Young Gledfield Disillery entrepreneur Ciara Bow has the edge after winning major business funding award
A young Sutherland entrepreneur’s hopes of setting up her own distillery have been given a major boost after she won an award in Scottish Edge - the UK’s biggest business funding competition.
Twenty-four-year-old Ciara Bow, Ardgay, who is working towards establishing Gledfield Distillery, has won a Young Edge round 20 award, giving her £10,000 in grant funding.
Ciara said: “I honestly can’t believe my luck. The funding is going to be essential to help with start-up costs. Since I began my business journey nearly one year ago, I have dreamed of winning in this competition. I never thought it would actually happen!”
Scottish Edge is a national funding competition aimed at identifying and supporting Scotland’s entrepreneurial talent. It consists of three competition categories - Scottish Edge, Young Edge and Wild Card Edge.
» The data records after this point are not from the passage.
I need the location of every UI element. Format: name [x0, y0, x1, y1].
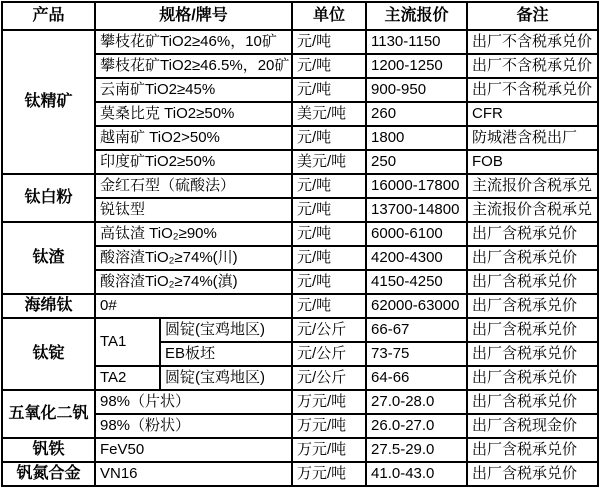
grade-cell: TA2	[95, 366, 160, 390]
unit-cell: 万元/吨	[292, 414, 366, 438]
spec-cell: 98%（粉状）	[95, 414, 292, 438]
price-cell: 66-67	[366, 318, 467, 342]
price-cell: 1200-1250	[366, 54, 467, 78]
note-cell: 出厂含税承兑价	[467, 318, 598, 342]
note-cell: 主流报价含税承兑	[467, 198, 598, 222]
price-cell: 27.5-29.0	[366, 438, 467, 462]
table-row	[2, 294, 598, 318]
note-cell: 出厂含税承兑价	[467, 366, 598, 390]
spec-cell: 高钛渣 TiO₂≥90%	[95, 222, 292, 246]
unit-cell: 元/吨	[292, 126, 366, 150]
header-row	[2, 2, 598, 30]
price-cell: 41.0-43.0	[366, 462, 467, 486]
spec-cell: 莫桑比克 TiO2≥50%	[95, 102, 292, 126]
price-cell: 27.0-28.0	[366, 390, 467, 414]
price-cell: 260	[366, 102, 467, 126]
price-table	[1, 1, 599, 487]
product-cell-titanium-sponge: 海绵钛	[2, 294, 95, 318]
unit-cell: 万元/吨	[292, 462, 366, 486]
price-cell: 4200-4300	[366, 246, 467, 270]
unit-cell: 元/公斤	[292, 366, 366, 390]
unit-cell: 元/公斤	[292, 342, 366, 366]
note-cell: 出厂含税承兑价	[467, 246, 598, 270]
unit-cell: 元/吨	[292, 222, 366, 246]
note-cell: 出厂含税承兑价	[467, 222, 598, 246]
spec-cell: 攀枝花矿TiO2≥46.5%，20矿	[95, 54, 292, 78]
header-product: 产品	[2, 2, 95, 30]
unit-cell: 万元/吨	[292, 390, 366, 414]
table-row	[2, 390, 598, 414]
unit-cell: 元/吨	[292, 174, 366, 198]
price-cell: 4150-4250	[366, 270, 467, 294]
header-spec: 规格/牌号	[95, 2, 292, 30]
grade-cell: TA1	[95, 318, 160, 366]
spec-cell: 酸溶渣TiO₂≥74%(滇)	[95, 270, 292, 294]
note-cell: 出厂不含税承兑价	[467, 78, 598, 102]
header-note: 备注	[467, 2, 598, 30]
spec-cell: 圆锭(宝鸡地区)	[160, 318, 292, 342]
unit-cell: 美元/吨	[292, 150, 366, 174]
spec-cell: 锐钛型	[95, 198, 292, 222]
price-cell: 16000-17800	[366, 174, 467, 198]
table-row	[2, 174, 598, 198]
price-cell: 250	[366, 150, 467, 174]
unit-cell: 元/吨	[292, 30, 366, 54]
price-cell: 73-75	[366, 342, 467, 366]
note-cell: 出厂含税承兑价	[467, 390, 598, 414]
note-cell: 出厂含税现金价	[467, 414, 598, 438]
unit-cell: 万元/吨	[292, 438, 366, 462]
price-cell: 13700-14800	[366, 198, 467, 222]
price-cell: 26.0-27.0	[366, 414, 467, 438]
note-cell: CFR	[467, 102, 598, 126]
note-cell: 出厂不含税承兑价	[467, 30, 598, 54]
spec-cell: 印度矿TiO2≥50%	[95, 150, 292, 174]
note-cell: 出厂含税承兑价	[467, 438, 598, 462]
note-cell: 出厂含税承兑价	[467, 294, 598, 318]
header-unit: 单位	[292, 2, 366, 30]
unit-cell: 元/吨	[292, 246, 366, 270]
spec-cell: 圆锭(宝鸡地区)	[160, 366, 292, 390]
unit-cell: 元/吨	[292, 54, 366, 78]
unit-cell: 元/吨	[292, 294, 366, 318]
product-cell-titanium-dioxide: 钛白粉	[2, 174, 95, 222]
product-cell-vanadium-nitrogen-alloy: 钒氮合金	[2, 462, 95, 486]
note-cell: 主流报价含税承兑	[467, 174, 598, 198]
price-cell: 62000-63000	[366, 294, 467, 318]
spec-cell: 攀枝花矿TiO2≥46%，10矿	[95, 30, 292, 54]
note-cell: FOB	[467, 150, 598, 174]
spec-cell: 越南矿 TiO2>50%	[95, 126, 292, 150]
note-cell: 出厂含税承兑价	[467, 342, 598, 366]
price-cell: 1130-1150	[366, 30, 467, 54]
spec-cell: 金红石型（硫酸法）	[95, 174, 292, 198]
price-cell: 6000-6100	[366, 222, 467, 246]
spec-cell: FeV50	[95, 438, 292, 462]
table-row	[2, 30, 598, 54]
note-cell: 出厂含税承兑价	[467, 270, 598, 294]
table-row	[2, 438, 598, 462]
note-cell: 防城港含税出厂	[467, 126, 598, 150]
spec-cell: 0#	[95, 294, 292, 318]
product-cell-titanium-ingot: 钛锭	[2, 318, 95, 390]
price-cell: 900-950	[366, 78, 467, 102]
price-cell: 64-66	[366, 366, 467, 390]
unit-cell: 元/吨	[292, 198, 366, 222]
product-cell-vanadium-pentoxide: 五氧化二钒	[2, 390, 95, 438]
unit-cell: 美元/吨	[292, 102, 366, 126]
spec-cell: 云南矿TiO2≥45%	[95, 78, 292, 102]
product-cell-ferrovanadium: 钒铁	[2, 438, 95, 462]
table-row	[2, 318, 598, 342]
unit-cell: 元/吨	[292, 78, 366, 102]
product-cell-titanium-slag: 钛渣	[2, 222, 95, 294]
product-cell-titanium-concentrate: 钛精矿	[2, 30, 95, 174]
spec-cell: 98%（片状）	[95, 390, 292, 414]
header-price: 主流报价	[366, 2, 467, 30]
note-cell: 出厂含税承兑价	[467, 462, 598, 486]
table-row	[2, 222, 598, 246]
spec-cell: 酸溶渣TiO₂≥74%(川)	[95, 246, 292, 270]
spec-cell: VN16	[95, 462, 292, 486]
note-cell: 出厂不含税承兑价	[467, 54, 598, 78]
unit-cell: 元/公斤	[292, 318, 366, 342]
price-cell: 1800	[366, 126, 467, 150]
table-row	[2, 462, 598, 486]
spec-cell: EB板坯	[160, 342, 292, 366]
unit-cell: 元/吨	[292, 270, 366, 294]
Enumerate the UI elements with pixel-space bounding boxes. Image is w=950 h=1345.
Young Edge is designed to support companies whose directors are all aged from 18-30.
The competition is delivered twice a year and is funded by the Hunter Foundation, the Royal Bank of Scotland, the Scottish Government, Scottish Enterprise and private donors.
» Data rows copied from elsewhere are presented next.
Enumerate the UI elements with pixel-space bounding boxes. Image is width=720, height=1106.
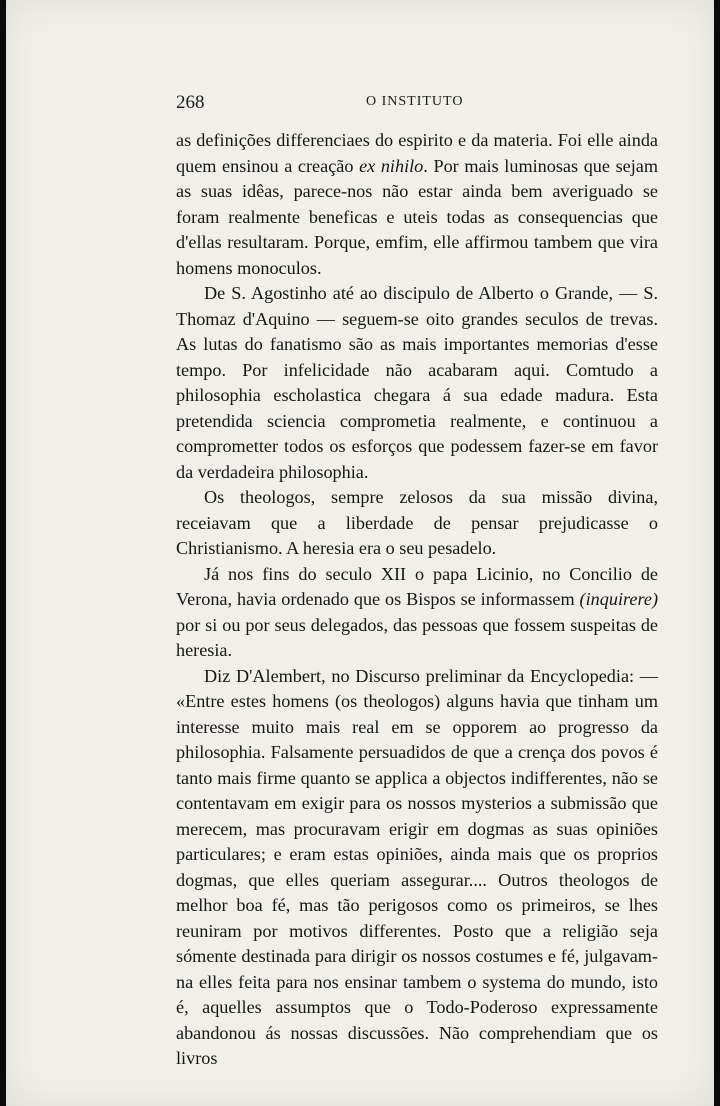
paragraph-1-part-1: as definições differenciaes do espirito e da materia. Foi elle ainda quem ensinou a creação [176, 130, 658, 176]
paragraph-4 [176, 562, 658, 664]
paragraph-4-part-1: Já nos fins do seculo [204, 563, 381, 584]
paragraph-1 [176, 128, 658, 281]
latin-term-inquirere: (inquirere) [579, 589, 658, 609]
page-number: 268 [176, 92, 205, 113]
paragraph-2: De S. Agostinho até ao discipulo de Alberto o Grande, — S. Thomaz d'Aquino — seguem-se oito grandes seculos de trevas. As lutas do fanatismo são as mais importantes memorias d'esse tempo. Por infelicidade não acabaram aqui. Comtudo a philosophia escholastica chegara á sua edade madura. Esta pretendida sciencia comprometia realmente, e continuou a comprometter todos os esforços que podessem fazer-se em favor da verdadeira philosophia. [176, 283, 658, 482]
paragraph-5: Diz D'Alembert, no Discurso preliminar da Encyclopedia: — «Entre estes homens (os theologos) alguns havia que tinham um interesse muito mais real em se opporem ao progresso da philosophia. Falsamente persuadidos de que a crença dos povos é tanto mais firme quanto se applica a objectos indifferentes, não se contentavam em exigir para os nossos mysterios a submissão que merecem, mas procuravam erigir em dogmas as suas opiniões particulares; e eram estas opiniões, ainda mais que os proprios dogmas, que elles queriam assegurar.... Outros theologos de melhor boa fé, mas tão perigosos como os primeiros, se lhes reuniram por motivos differentes. Posto que a religião seja sómente destinada para dirigir os nossos costumes e fé, julgavam-na elles feita para nos ensinar tambem o systema do mundo, isto é, aquelles assumptos que o Todo-Poderoso expressamente abandonou ás nossas discussões. Não comprehendiam que os livros [176, 665, 658, 1068]
paragraph-4-part-5: por si ou por seus delegados, das pessoas que fossem suspeitas de heresia. [176, 614, 658, 660]
latin-phrase-ex-nihilo: ex nihilo [359, 155, 424, 176]
century-numeral: XII [380, 563, 407, 584]
paragraph-3: Os theologos, sempre zelosos da sua missão divina, receiavam que a liberdade de pensar prejudicasse o Christianismo. A heresia era o seu pesadelo. [176, 487, 658, 558]
paragraph-1-part-3: . Por mais luminosas que sejam as suas idêas, parece-nos não estar ainda bem averiguado se foram realmente beneficas e uteis todas as consequencias que d'ellas resultaram. Porque, emfim, elle affirmou tambem que vira homens monoculos. [176, 155, 658, 278]
body-text [176, 128, 658, 1072]
book-page [6, 0, 714, 1106]
paragraph-4-part-3: o papa Licinio, no Concilio de Verona, havia ordenado que os Bispos se informassem [176, 563, 658, 609]
running-title: O INSTITUTO [366, 94, 464, 109]
page-header [176, 92, 658, 120]
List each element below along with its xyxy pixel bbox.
Ciara scooped the award after making it through a first stage assessment process before pitching her business idea. She impressed the judges with her ambition to bring craft distilling back to Sutherland with her family’s age-old botanical spirit recipe.
Her great-great-grandmother Marjorie Macbeath was one of the last illicit distillers in Ardgay in the 1800s. She lived on a croft and distilled her spirit using botanicals which she had access to.
Ciara studied engineering at the University of the Highlands and Islands and distilling with the Institute of Brewing and Distillery.
She then went on to secure a role in the whisky industry, before deciding to follow her dream of resurrecting a craft distillery at her home in the Kyle of Sutherland.
She is currently in the process of securing premises to realise her ambition and her hope of bringing employment and tourism benefits to the area.
It is not the first award Ciara has won - she took the top prize earlier this year in the UHI Inverness Business Competition, winning £1,000 with a combined legal and accountancy package.